The Chef’s Choice Electric Diamond. Of course, I didn’t know that then. All I could say was that I was in the presence of an object of boundless power and majesty. What happened next has been well documented by the knife-sharpening media. The upshot was that I took it home; and now it sits near my microwave, waiting, always waiting, for the bluntness. Recommended without reservation.

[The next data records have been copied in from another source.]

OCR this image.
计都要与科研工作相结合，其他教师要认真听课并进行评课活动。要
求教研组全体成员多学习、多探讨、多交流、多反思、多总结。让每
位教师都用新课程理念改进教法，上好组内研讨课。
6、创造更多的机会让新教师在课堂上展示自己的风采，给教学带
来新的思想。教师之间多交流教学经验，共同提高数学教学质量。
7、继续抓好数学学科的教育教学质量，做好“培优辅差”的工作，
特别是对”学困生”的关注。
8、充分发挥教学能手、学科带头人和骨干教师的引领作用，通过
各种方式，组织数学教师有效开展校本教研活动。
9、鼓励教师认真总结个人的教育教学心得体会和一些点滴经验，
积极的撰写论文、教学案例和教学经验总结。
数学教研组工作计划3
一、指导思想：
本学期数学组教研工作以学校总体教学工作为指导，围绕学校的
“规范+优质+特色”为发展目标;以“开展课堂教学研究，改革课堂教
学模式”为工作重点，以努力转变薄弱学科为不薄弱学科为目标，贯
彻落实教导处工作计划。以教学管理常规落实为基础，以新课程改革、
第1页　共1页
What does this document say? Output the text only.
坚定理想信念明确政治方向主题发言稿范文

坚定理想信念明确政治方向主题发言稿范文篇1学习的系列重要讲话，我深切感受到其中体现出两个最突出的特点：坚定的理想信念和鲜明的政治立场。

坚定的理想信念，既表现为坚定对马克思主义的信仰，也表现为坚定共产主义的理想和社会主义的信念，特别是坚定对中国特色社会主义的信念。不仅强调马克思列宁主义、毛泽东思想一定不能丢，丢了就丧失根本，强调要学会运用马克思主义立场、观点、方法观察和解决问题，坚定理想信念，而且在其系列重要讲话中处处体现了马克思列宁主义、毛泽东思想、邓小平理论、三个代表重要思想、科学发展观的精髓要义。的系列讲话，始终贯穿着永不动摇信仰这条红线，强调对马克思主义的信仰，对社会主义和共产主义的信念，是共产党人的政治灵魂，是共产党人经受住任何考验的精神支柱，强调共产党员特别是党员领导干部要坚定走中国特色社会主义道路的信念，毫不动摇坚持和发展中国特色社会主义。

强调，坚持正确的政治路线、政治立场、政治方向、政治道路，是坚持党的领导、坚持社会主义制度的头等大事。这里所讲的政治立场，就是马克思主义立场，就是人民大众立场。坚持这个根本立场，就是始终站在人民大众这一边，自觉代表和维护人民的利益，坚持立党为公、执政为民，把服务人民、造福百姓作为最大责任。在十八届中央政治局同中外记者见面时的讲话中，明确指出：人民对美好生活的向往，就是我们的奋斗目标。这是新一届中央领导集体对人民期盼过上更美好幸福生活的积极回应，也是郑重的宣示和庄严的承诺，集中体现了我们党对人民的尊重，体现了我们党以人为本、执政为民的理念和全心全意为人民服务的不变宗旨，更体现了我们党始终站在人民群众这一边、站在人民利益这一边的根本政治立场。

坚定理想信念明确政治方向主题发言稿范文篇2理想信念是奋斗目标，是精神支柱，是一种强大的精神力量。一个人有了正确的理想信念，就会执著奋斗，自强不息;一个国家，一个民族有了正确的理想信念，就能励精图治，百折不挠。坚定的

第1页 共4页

And for those feeling undue pressuer this week, the pressure washer:

Kärcher K2.36M+ Pressure Washer and T50 Patio Cleaner

I purchased this little monkey based on a fundamental misunderstanding. Nonetheless, I have been much gratified by it. Essentially, not wanting to beat around the trees or go around the burning bush, I have a lot of pressure (such is the lot of the Thames Valley Icelandic Chocolatiers Association secretary) And I often wish the cleaning away of this pressure were easier. The Karcher K2.36M+ washes away stains and spillages, yes, and if this impresses you I am both sad and happy, and uncomfortable (my belt is too tight). However it does nothing with pressure itself, which hangs around mockingly, its tongue out, holding a sign saying “you can’t deal with this”. In this respect only, the item failed to make me happy. In other ways - its colour, the way it sat, brooding, on my carpet; its name, when spoken aloud inside a grain silo in Minnesota - in these ways, it finds triumph and beats it until it itself is beaten. Highly recommended.